Most PBMs will need to continue to work harder and smarter to bring value to their customers, say industry experts.

"This is because of increased focus on business practices [transparency], reduced rebate yields because of larger numbers of drugs coming off of patent, and increased pressure to find ways to constrain drug cost increases other than simple cost-sharing," says Lou Hutchison, president, HealthTrans, LLC, a pharmacy benefit administrator in Greenwood Village, Colo. "Therefore, we'll see greater emphasis on operational efficiencies, more patient education, benefit analysis and resultant modifications and greater awareness of outcomes for specific therapies-not necessarily brand 'A' vs. generic 'B', but also dosage and impact of compliance."
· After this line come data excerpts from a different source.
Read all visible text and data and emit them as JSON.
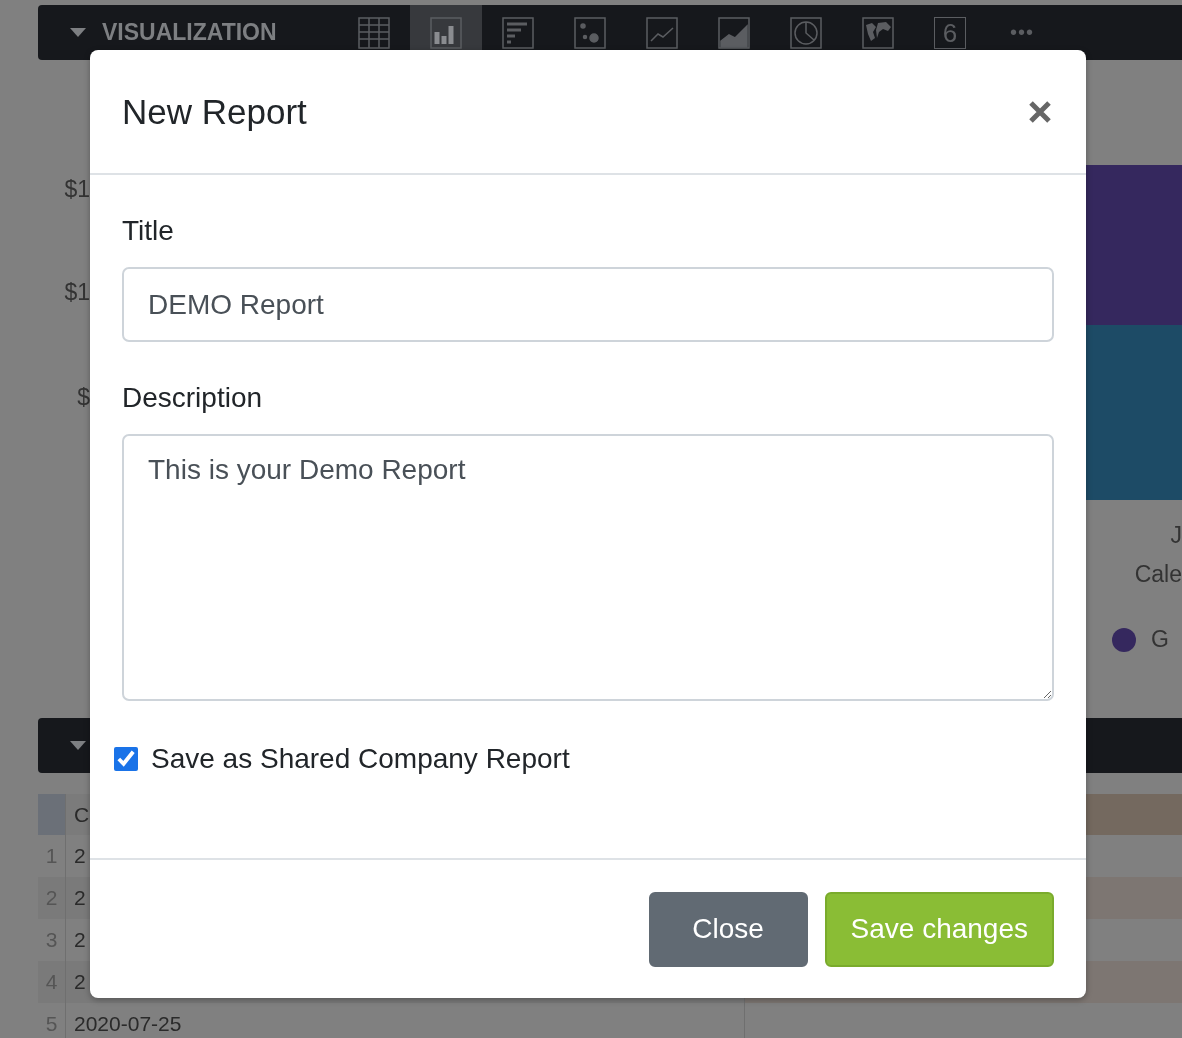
{
  "toolbar": {
    "title": "VISUALIZATION",
    "chart_types": [
      {
        "kind": "table",
        "selected": false
      },
      {
        "kind": "bar",
        "selected": true
      },
      {
        "kind": "hbar",
        "selected": false
      },
      {
        "kind": "scatter",
        "selected": false
      },
      {
        "kind": "line",
        "selected": false
      },
      {
        "kind": "area",
        "selected": false
      },
      {
        "kind": "pie",
        "selected": false
      },
      {
        "kind": "map",
        "selected": false
      },
      {
        "kind": "number",
        "label": "6",
        "selected": false
      }
    ],
    "more": "•••"
  },
  "chart_background": {
    "y_labels": [
      "$1",
      "$1",
      "$"
    ],
    "x_labels": [
      "J",
      "Cale"
    ],
    "legend": [
      {
        "label": "G",
        "color": "#35285e"
      }
    ]
  },
  "table": {
    "header": "C",
    "rows": [
      {
        "number": "1",
        "cell": "2",
        "striped": false
      },
      {
        "number": "2",
        "cell": "2",
        "striped": true
      },
      {
        "number": "3",
        "cell": "2",
        "striped": false
      },
      {
        "number": "4",
        "cell": "2",
        "striped": true
      },
      {
        "number": "5",
        "cell": "2020-07-25",
        "striped": false
      }
    ]
  },
  "modal": {
    "title": "New Report",
    "fields": [
      {
        "kind": "input",
        "label": "Title",
        "value": "DEMO Report"
      },
      {
        "kind": "textarea",
        "label": "Description",
        "value": "This is your Demo Report"
      }
    ],
    "checkbox": {
      "label": "Save as Shared Company Report",
      "checked": true
    },
    "buttons": [
      {
        "kind": "secondary",
        "label": "Close"
      },
      {
        "kind": "primary",
        "label": "Save changes"
      }
    ]
  }
}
Prescription Solutions, a pharmacy and medical management company based in Irvine, Calif., agrees that there is a growing awareness of the value of clinical management by PBMs to improve medical outcomes and produce a true low net cost result. "MCOs and employers are looking for partners who understand that a PBM's services should be more than purchasing, fulfillment and processing claims," Edmund Pezalla, MD, MPH, vice president, medical director, Prescription Solutions, says. "The savings from discounts and rebates should be negated if prescription drugs are not managed to optimal utilization and therefore, improve health and productivity. These measures must be factored into any evaluation of the value of a PBM."

PART D PLAYS A ROLE

Part D could provide initiative for carved-out insured pharmacy benefits, Hutchison says. "PBMs have shied away from risk but have been required to by Part D," he says. "If successful, the practice may bleed over into the commercial space. The ultimate focus will still be on cost savings."

Expertise in the clinical management of drugs for seniors should be a priority for MCOs seeking PBM partners for Medicare Part D programs, or for their retirees, Dr. Pezalla says. "The ability of PBMs to offer options such as a 'wrap' program, in which the Medicare Part D benefits are supplemented by other benefits funded by the payer, are attractive to many payers," he says.
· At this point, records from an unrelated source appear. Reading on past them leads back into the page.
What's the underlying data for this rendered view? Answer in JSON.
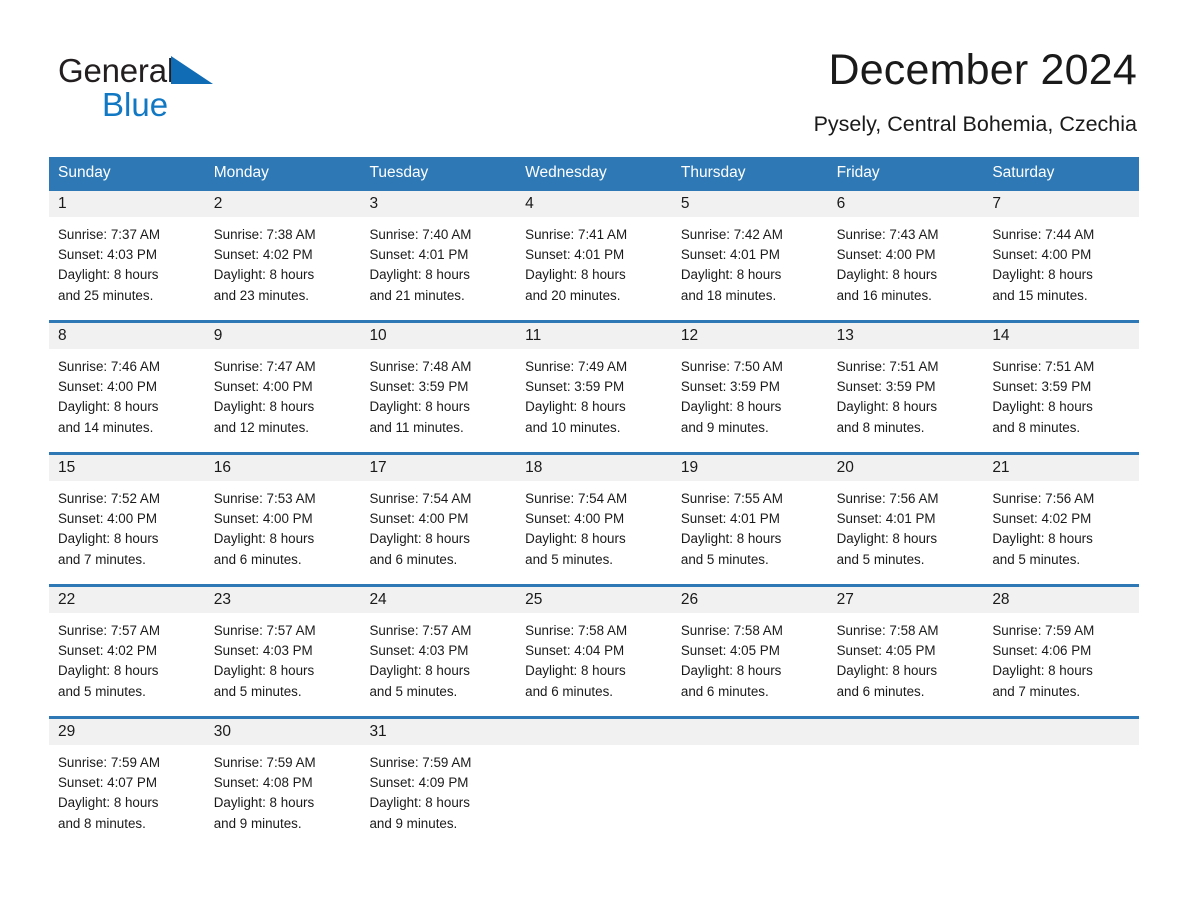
{
  "brand": {
    "name_part1": "General",
    "name_part2": "Blue",
    "triangle_icon": "blue-triangle-icon",
    "accent_color": "#1178c4"
  },
  "header": {
    "title": "December 2024",
    "location": "Pysely, Central Bohemia, Czechia"
  },
  "colors": {
    "header_blue": "#2e79b5",
    "row_divider_blue": "#2e79b5",
    "day_band_gray": "#f1f1f1",
    "text": "#1a1a1a"
  },
  "weekdays": [
    "Sunday",
    "Monday",
    "Tuesday",
    "Wednesday",
    "Thursday",
    "Friday",
    "Saturday"
  ],
  "weeks": [
    [
      {
        "day": "1",
        "sunrise": "Sunrise: 7:37 AM",
        "sunset": "Sunset: 4:03 PM",
        "daylight1": "Daylight: 8 hours",
        "daylight2": "and 25 minutes."
      },
      {
        "day": "2",
        "sunrise": "Sunrise: 7:38 AM",
        "sunset": "Sunset: 4:02 PM",
        "daylight1": "Daylight: 8 hours",
        "daylight2": "and 23 minutes."
      },
      {
        "day": "3",
        "sunrise": "Sunrise: 7:40 AM",
        "sunset": "Sunset: 4:01 PM",
        "daylight1": "Daylight: 8 hours",
        "daylight2": "and 21 minutes."
      },
      {
        "day": "4",
        "sunrise": "Sunrise: 7:41 AM",
        "sunset": "Sunset: 4:01 PM",
        "daylight1": "Daylight: 8 hours",
        "daylight2": "and 20 minutes."
      },
      {
        "day": "5",
        "sunrise": "Sunrise: 7:42 AM",
        "sunset": "Sunset: 4:01 PM",
        "daylight1": "Daylight: 8 hours",
        "daylight2": "and 18 minutes."
      },
      {
        "day": "6",
        "sunrise": "Sunrise: 7:43 AM",
        "sunset": "Sunset: 4:00 PM",
        "daylight1": "Daylight: 8 hours",
        "daylight2": "and 16 minutes."
      },
      {
        "day": "7",
        "sunrise": "Sunrise: 7:44 AM",
        "sunset": "Sunset: 4:00 PM",
        "daylight1": "Daylight: 8 hours",
        "daylight2": "and 15 minutes."
      }
    ],
    [
      {
        "day": "8",
        "sunrise": "Sunrise: 7:46 AM",
        "sunset": "Sunset: 4:00 PM",
        "daylight1": "Daylight: 8 hours",
        "daylight2": "and 14 minutes."
      },
      {
        "day": "9",
        "sunrise": "Sunrise: 7:47 AM",
        "sunset": "Sunset: 4:00 PM",
        "daylight1": "Daylight: 8 hours",
        "daylight2": "and 12 minutes."
      },
      {
        "day": "10",
        "sunrise": "Sunrise: 7:48 AM",
        "sunset": "Sunset: 3:59 PM",
        "daylight1": "Daylight: 8 hours",
        "daylight2": "and 11 minutes."
      },
      {
        "day": "11",
        "sunrise": "Sunrise: 7:49 AM",
        "sunset": "Sunset: 3:59 PM",
        "daylight1": "Daylight: 8 hours",
        "daylight2": "and 10 minutes."
      },
      {
        "day": "12",
        "sunrise": "Sunrise: 7:50 AM",
        "sunset": "Sunset: 3:59 PM",
        "daylight1": "Daylight: 8 hours",
        "daylight2": "and 9 minutes."
      },
      {
        "day": "13",
        "sunrise": "Sunrise: 7:51 AM",
        "sunset": "Sunset: 3:59 PM",
        "daylight1": "Daylight: 8 hours",
        "daylight2": "and 8 minutes."
      },
      {
        "day": "14",
        "sunrise": "Sunrise: 7:51 AM",
        "sunset": "Sunset: 3:59 PM",
        "daylight1": "Daylight: 8 hours",
        "daylight2": "and 8 minutes."
      }
    ],
    [
      {
        "day": "15",
        "sunrise": "Sunrise: 7:52 AM",
        "sunset": "Sunset: 4:00 PM",
        "daylight1": "Daylight: 8 hours",
        "daylight2": "and 7 minutes."
      },
      {
        "day": "16",
        "sunrise": "Sunrise: 7:53 AM",
        "sunset": "Sunset: 4:00 PM",
        "daylight1": "Daylight: 8 hours",
        "daylight2": "and 6 minutes."
      },
      {
        "day": "17",
        "sunrise": "Sunrise: 7:54 AM",
        "sunset": "Sunset: 4:00 PM",
        "daylight1": "Daylight: 8 hours",
        "daylight2": "and 6 minutes."
      },
      {
        "day": "18",
        "sunrise": "Sunrise: 7:54 AM",
        "sunset": "Sunset: 4:00 PM",
        "daylight1": "Daylight: 8 hours",
        "daylight2": "and 5 minutes."
      },
      {
        "day": "19",
        "sunrise": "Sunrise: 7:55 AM",
        "sunset": "Sunset: 4:01 PM",
        "daylight1": "Daylight: 8 hours",
        "daylight2": "and 5 minutes."
      },
      {
        "day": "20",
        "sunrise": "Sunrise: 7:56 AM",
        "sunset": "Sunset: 4:01 PM",
        "daylight1": "Daylight: 8 hours",
        "daylight2": "and 5 minutes."
      },
      {
        "day": "21",
        "sunrise": "Sunrise: 7:56 AM",
        "sunset": "Sunset: 4:02 PM",
        "daylight1": "Daylight: 8 hours",
        "daylight2": "and 5 minutes."
      }
    ],
    [
      {
        "day": "22",
        "sunrise": "Sunrise: 7:57 AM",
        "sunset": "Sunset: 4:02 PM",
        "daylight1": "Daylight: 8 hours",
        "daylight2": "and 5 minutes."
      },
      {
        "day": "23",
        "sunrise": "Sunrise: 7:57 AM",
        "sunset": "Sunset: 4:03 PM",
        "daylight1": "Daylight: 8 hours",
        "daylight2": "and 5 minutes."
      },
      {
        "day": "24",
        "sunrise": "Sunrise: 7:57 AM",
        "sunset": "Sunset: 4:03 PM",
        "daylight1": "Daylight: 8 hours",
        "daylight2": "and 5 minutes."
      },
      {
        "day": "25",
        "sunrise": "Sunrise: 7:58 AM",
        "sunset": "Sunset: 4:04 PM",
        "daylight1": "Daylight: 8 hours",
        "daylight2": "and 6 minutes."
      },
      {
        "day": "26",
        "sunrise": "Sunrise: 7:58 AM",
        "sunset": "Sunset: 4:05 PM",
        "daylight1": "Daylight: 8 hours",
        "daylight2": "and 6 minutes."
      },
      {
        "day": "27",
        "sunrise": "Sunrise: 7:58 AM",
        "sunset": "Sunset: 4:05 PM",
        "daylight1": "Daylight: 8 hours",
        "daylight2": "and 6 minutes."
      },
      {
        "day": "28",
        "sunrise": "Sunrise: 7:59 AM",
        "sunset": "Sunset: 4:06 PM",
        "daylight1": "Daylight: 8 hours",
        "daylight2": "and 7 minutes."
      }
    ],
    [
      {
        "day": "29",
        "sunrise": "Sunrise: 7:59 AM",
        "sunset": "Sunset: 4:07 PM",
        "daylight1": "Daylight: 8 hours",
        "daylight2": "and 8 minutes."
      },
      {
        "day": "30",
        "sunrise": "Sunrise: 7:59 AM",
        "sunset": "Sunset: 4:08 PM",
        "daylight1": "Daylight: 8 hours",
        "daylight2": "and 9 minutes."
      },
      {
        "day": "31",
        "sunrise": "Sunrise: 7:59 AM",
        "sunset": "Sunset: 4:09 PM",
        "daylight1": "Daylight: 8 hours",
        "daylight2": "and 9 minutes."
      },
      {
        "day": "",
        "sunrise": "",
        "sunset": "",
        "daylight1": "",
        "daylight2": ""
      },
      {
        "day": "",
        "sunrise": "",
        "sunset": "",
        "daylight1": "",
        "daylight2": ""
      },
      {
        "day": "",
        "sunrise": "",
        "sunset": "",
        "daylight1": "",
        "daylight2": ""
      },
      {
        "day": "",
        "sunrise": "",
        "sunset": "",
        "daylight1": "",
        "daylight2": ""
      }
    ]
  ]
}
"We will see a continued trend in greater consumer/patient participation in benefit spending decisions manifested by more than a three-tier copay structure," Hutchison adds. "Part D is likely to place more focus on and legitimize the concept of paying for things like medication therapy management and e-prescribing."

Specialty pharmacy is a management service that payers should require, says Dr. Pezalla. "This category is growing twice as fast as other drugs; these complex medications can dramatically improve quality of life and health of patients and often are the only drug regimen for a given condition," he says.